When I first read this quote. I didn’t quite agree with it. I figured that I am only just beginning to understand myself and felt it didn’t apply to me. But after reading it over and over. Literally 20 or more times did I begin to grasp a meaning of my own.

So I  broke it down.

I understood myself only after I destroyed myself.

For years I was he’ll bent on destroying myself. I seemed to have a death wish and was slowly carrying it out. I lived a life that was not my own. I didn’t have the chance to find out who I was because I always wanted to be someone else. I created, orchestrated, role played and fronted my way through everyday life. I created a monster and payed a heavy price of losing my true self in the process. I destroyed relationships with my family and everyone and everything I came in contact with. I never understood why I did the things that I did. I just did them to be like everyone else. I had no identity of my own so I followed the path of least resistance along with the others.

It wasn’t until years later that I began to realize that the life I was living was not for me. It took countless headaches and heartaches, prisons and institutions for me to finally start to understand that I wasn’t meant to live this way. I began to want something more for myself. Something that I had deep down inside of me wanted to be set free. It was a Devine Intervention. It had to be. Because left up to me I would have continued to destroy myself until the bitter end. At that point I began to understand that I was worth so much more.

Only in the process of fixing myself did I know who I really was.

This last part speaks of my recovery process. Coming into recovery through the guidance of my Higher Power. Learning how to put my ego and my pride in my back pocket and listen, take suggestions and do some things differently. Relearning how to be honest with others but more importantly learning how to be honest with myself. Learning how to just get through the day without using. Talking about my feelings and not stuffing them until they overflow and I explode. Learning how to be a friend and to have compassion and empathy. Not being afraid to cry and learning how to identify and work through feelings.

In my process uncovering and exposing the lies that I have lived with and believed all my life. Seeing myself for the first time and realizing that I am a nice person. I am intelligent, gifted, caring, vulnerable, worthy, useful, helpful and trustworthy. Learning that I am going to make mistakes and it’s ok. That I don’t have to be perfect. Learning how to say no and not worry about hurting someone’s feelings. That I don’t have to be a people pleaser so I can fit in or belong. I am who I am. Like it or leave it.

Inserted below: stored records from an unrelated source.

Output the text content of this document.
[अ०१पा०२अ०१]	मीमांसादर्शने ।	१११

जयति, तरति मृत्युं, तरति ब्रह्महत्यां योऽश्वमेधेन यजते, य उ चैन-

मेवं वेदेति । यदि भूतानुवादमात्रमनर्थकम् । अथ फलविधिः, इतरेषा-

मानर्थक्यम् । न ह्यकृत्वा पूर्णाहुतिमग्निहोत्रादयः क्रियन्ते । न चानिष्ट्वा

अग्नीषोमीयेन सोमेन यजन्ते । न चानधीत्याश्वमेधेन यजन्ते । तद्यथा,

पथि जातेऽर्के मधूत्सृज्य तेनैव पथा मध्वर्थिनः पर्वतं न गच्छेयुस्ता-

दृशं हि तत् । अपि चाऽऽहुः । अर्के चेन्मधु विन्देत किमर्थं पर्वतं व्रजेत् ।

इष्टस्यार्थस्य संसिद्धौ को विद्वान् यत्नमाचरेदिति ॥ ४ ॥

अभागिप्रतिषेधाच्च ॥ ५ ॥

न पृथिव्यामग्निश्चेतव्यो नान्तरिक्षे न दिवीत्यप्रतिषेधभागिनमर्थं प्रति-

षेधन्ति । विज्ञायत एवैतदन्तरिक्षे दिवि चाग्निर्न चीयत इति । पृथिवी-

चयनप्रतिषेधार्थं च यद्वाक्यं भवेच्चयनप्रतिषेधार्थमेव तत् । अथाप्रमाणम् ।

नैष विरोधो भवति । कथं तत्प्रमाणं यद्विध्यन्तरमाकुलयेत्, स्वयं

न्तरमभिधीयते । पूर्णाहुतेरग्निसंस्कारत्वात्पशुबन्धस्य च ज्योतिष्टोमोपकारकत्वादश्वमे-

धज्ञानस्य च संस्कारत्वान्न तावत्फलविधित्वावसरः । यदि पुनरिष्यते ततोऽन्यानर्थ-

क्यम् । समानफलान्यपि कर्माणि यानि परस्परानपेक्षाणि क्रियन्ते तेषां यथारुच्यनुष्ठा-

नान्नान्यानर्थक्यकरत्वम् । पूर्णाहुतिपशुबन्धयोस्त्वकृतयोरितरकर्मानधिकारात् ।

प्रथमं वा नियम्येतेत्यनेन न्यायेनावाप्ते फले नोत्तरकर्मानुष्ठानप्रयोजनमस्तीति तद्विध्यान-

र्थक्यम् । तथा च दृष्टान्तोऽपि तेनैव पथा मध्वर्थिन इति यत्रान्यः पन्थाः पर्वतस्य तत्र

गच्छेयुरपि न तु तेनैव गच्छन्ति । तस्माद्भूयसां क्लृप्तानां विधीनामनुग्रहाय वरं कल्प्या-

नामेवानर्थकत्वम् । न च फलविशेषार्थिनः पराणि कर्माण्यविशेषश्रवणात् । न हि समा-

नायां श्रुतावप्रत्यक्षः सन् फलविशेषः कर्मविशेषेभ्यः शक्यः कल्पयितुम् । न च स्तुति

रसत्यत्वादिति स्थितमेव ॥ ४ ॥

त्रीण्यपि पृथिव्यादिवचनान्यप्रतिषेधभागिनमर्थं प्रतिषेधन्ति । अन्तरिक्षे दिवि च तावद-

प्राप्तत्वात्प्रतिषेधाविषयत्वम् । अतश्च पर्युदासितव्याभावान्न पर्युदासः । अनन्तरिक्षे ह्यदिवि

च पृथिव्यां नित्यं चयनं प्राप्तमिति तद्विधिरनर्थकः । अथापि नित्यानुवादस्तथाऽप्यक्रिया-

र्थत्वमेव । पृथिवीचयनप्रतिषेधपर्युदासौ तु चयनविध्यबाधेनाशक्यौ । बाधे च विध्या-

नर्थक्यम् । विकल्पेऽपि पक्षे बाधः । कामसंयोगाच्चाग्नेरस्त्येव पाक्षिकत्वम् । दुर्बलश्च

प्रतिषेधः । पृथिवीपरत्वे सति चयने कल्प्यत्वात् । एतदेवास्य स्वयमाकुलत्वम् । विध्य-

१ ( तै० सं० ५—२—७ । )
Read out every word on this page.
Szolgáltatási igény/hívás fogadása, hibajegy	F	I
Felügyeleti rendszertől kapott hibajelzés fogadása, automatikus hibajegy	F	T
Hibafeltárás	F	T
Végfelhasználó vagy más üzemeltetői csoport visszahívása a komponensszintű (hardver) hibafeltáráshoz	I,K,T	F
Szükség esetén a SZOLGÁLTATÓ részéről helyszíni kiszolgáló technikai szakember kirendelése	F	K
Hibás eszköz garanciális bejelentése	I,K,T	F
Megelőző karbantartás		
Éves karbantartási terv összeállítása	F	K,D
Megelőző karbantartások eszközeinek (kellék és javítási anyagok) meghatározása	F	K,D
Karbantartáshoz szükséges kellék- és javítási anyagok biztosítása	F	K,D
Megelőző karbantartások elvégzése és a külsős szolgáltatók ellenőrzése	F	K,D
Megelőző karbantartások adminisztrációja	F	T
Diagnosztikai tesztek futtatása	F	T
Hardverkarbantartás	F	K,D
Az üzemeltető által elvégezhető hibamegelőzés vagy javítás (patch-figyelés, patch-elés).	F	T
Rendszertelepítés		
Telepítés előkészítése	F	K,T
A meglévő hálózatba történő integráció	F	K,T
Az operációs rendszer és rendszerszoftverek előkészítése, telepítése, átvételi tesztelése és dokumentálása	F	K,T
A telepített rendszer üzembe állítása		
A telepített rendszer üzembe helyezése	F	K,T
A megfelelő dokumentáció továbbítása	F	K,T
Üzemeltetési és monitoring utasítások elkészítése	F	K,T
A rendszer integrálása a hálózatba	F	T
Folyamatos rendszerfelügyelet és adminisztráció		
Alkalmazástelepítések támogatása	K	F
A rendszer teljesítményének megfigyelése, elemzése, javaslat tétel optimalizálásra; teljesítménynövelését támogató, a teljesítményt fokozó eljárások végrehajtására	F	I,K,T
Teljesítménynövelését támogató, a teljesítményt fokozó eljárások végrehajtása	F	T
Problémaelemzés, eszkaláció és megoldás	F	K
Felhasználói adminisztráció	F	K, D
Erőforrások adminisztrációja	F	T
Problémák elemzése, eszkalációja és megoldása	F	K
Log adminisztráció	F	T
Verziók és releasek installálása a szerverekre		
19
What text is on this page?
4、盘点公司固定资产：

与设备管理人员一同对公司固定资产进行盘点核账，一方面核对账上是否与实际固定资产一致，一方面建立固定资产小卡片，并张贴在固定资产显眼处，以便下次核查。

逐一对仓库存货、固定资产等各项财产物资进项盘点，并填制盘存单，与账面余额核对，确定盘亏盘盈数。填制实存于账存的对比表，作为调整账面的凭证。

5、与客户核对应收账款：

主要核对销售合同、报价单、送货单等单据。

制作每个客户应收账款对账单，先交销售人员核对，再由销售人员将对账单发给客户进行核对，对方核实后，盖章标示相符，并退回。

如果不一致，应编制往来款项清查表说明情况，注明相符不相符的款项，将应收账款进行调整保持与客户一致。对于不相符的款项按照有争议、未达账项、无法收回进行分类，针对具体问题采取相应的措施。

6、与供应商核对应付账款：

Today I have choices. I am responsible, I am getting my voice, I am no longer silent and invisible. I have a purpose. Thanks to this process of fixing myself I am getting to know the real me.

And I am amazing.

Peace and Blessings

Eric Ease



I wish I could say that I changed my thinking and now I am cured. Ha!  That would be like that dude from TV who was an addict for 10 years and now he’s not.

What I can say is I practice changing the way I think and I have noticed a tremendous change in the way I live. The way I choose to go about my days. The way I respond to people and the way they respond to me. I can also say that my life has gotten a whole lot better but I still have those days. You know the days when I get the fuck it’s. The days when I just don’t want to do the right thing. My thinking is upside down and will always be subject to cause chaos.. If I allow myself to dwell on those negative thoughts.

It’s all about making decisions. Trying to make the right decisions. Not using my thinking as an excuse to do wrong but rather taking responsibility to do right. I have plenty of days when my thoughts run wild and fear sets in and I begin to feel awkward, alone and doubtful.  The difference is today I am learning that at any given moment. I can turn those thoughts around.

I have a choice. I exercise my option to choose to do things differently. I choose not to be that same person I was yesterday. I choose to explore and try a new way. I am grateful that I have the opportunity to do so. My old thinking almost cost me my life. My new thinking afforded me the opportunity for a better life.

Peace and Blessings

Eric Ease



I remember when I first came into recovery. A old-timer said to me keep a slogan in your pocket. When you start to feel the urges come upon you. Pull it out and read it. I remember thinking this dude is crazy. What good is that going to be when I feel like using. I of course didn’t take that suggestion at the time. Because after all I know better right.

It took me a while to understand the importance of the slogans and just how helpful they really are. The slogans are the little gems in my recovery jewelry box. They are subliminal messages with a powerful punch. They are useful reminders that work wonders when I am unable to reach out or read some literature. The slogans for me are quick fixes to help me get back on track when my thinking goes south.

I am not saying that all I need are slogans either. So don’t put words in my mouth or misconstrued what I am saying. Addicts tend to hear what we want to. So I figured I would clear that up real quick. What I am saying is. They help me to stay grounded when things around me are a bit chaotic. I have some of them memorized and quote them to myself. It’s like my music to calm the savage beast.

I understand today what that old-timer was saying. I practice keeping slogans in my pocket and in turn they help me keep my money in my pocket and illegal substances out. I strongly recommend it.